Dissecting the Impact of Endometriosis on Decidualization and Trophoblast-Endometrial Interactions.

Implantation is a critical process in human development, initiated when the blastocyst-stage embryo establishes contact with the maternal endometrium. This interaction is mediated by trophoblast cells from the trophectoderm, which regulate early invasion and maternal-fetal crosstalk. Disruptions in trophoblast- endometrium interactions can lead to implantation failure, pregnancy loss, and complications such as preeclampsia. Women with endometriosis, a systemic condition affecting millions in the U.S., face an increased risk of infertility and pregnancy complications. However, the molecular mechanisms underlying these issues remain poorly understood, highlighting the need for models that accurately replicate trophoblast-endometrium dynamics in both healthy and diseased states. Existing in vitro models lack critical architectural and functional features, limiting their translational relevance.
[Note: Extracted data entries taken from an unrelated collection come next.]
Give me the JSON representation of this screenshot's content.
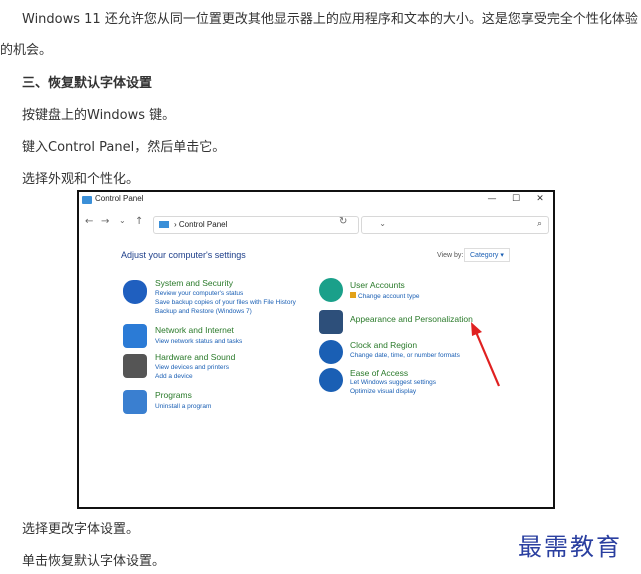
{
  "article": {
    "p1_line1": "Windows 11 还允许您从同一位置更改其他显示器上的应用程序和文本的大小。这是您享受完全个性化体验",
    "p1_line2": "的机会。",
    "heading3": "三、恢复默认字体设置",
    "step1": "按键盘上的Windows 键。",
    "step2": "键入Control Panel，然后单击它。",
    "step3": "选择外观和个性化。",
    "step4": "选择更改字体设置。",
    "step5": "单击恢复默认字体设置。"
  },
  "screenshot": {
    "window_title": "Control Panel",
    "window_buttons": [
      "—",
      "☐",
      "✕"
    ],
    "address_path": "Control Panel",
    "address_sep": "›",
    "nav_back": "←",
    "nav_forward": "→",
    "nav_recent": "⌄",
    "nav_up": "↑",
    "dropdown_chevron": "⌄",
    "refresh": "↻",
    "search_icon": "⌕",
    "heading": "Adjust your computer's settings",
    "view_by_label": "View by:",
    "view_by_value": "Category ▾",
    "categories": [
      {
        "title": "System and Security",
        "links": [
          "Review your computer's status",
          "Save backup copies of your files with File History",
          "Backup and Restore (Windows 7)"
        ],
        "color": "#1f5fbf"
      },
      {
        "title": "Network and Internet",
        "links": [
          "View network status and tasks"
        ],
        "color": "#2b7bd6"
      },
      {
        "title": "Hardware and Sound",
        "links": [
          "View devices and printers",
          "Add a device"
        ],
        "color": "#555555"
      },
      {
        "title": "Programs",
        "links": [
          "Uninstall a program"
        ],
        "color": "#3a7fd0"
      },
      {
        "title": "User Accounts",
        "links": [
          "Change account type"
        ],
        "color": "#1aa08a"
      },
      {
        "title": "Appearance and Personalization",
        "links": [],
        "color": "#2d4f7a"
      },
      {
        "title": "Clock and Region",
        "links": [
          "Change date, time, or number formats"
        ],
        "color": "#1a5fb4"
      },
      {
        "title": "Ease of Access",
        "links": [
          "Let Windows suggest settings",
          "Optimize visual display"
        ],
        "color": "#1a5fb4"
      }
    ],
    "arrow_color": "#e02020"
  },
  "watermark": "最需教育"
}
To address this gap, I developed a novel patient-derived 3D EndoMetrial Assembloid (EMA) that mimics key aspects of endometrial architecture, including epithelial, stromal, and uterine endothelial cells; hormone responsiveness; basement membrane secretion; and apical-out polarity. This platform enables physiologically relevant studies of trophoblast-endometrium interactions. This proposal will investigate the role of miRNAs in decidualization within the context of endometriosis, and how the disease affects trophoblast development and invasion. I propose to integrate advanced 3D tissue engineering, high-resolution imaging, extracellular vesicle analysis, and transcriptomic/functional assays to explore how endometriosis-associated decidualization defects influence trophoblast behavior. This study will provide insights into the mechanisms driving implantation defects and pregnancy complications by addressing fundamental questions about trophoblast-endometrium interactions in the context of endometriosis. Ultimately, these findings will be critical for the possible prevention of adverse pregnancy outcomes, offering a unique opportunity to inform future diagnostic and therapeutic strategies for improving reproductive outcomes in endometriosis patients.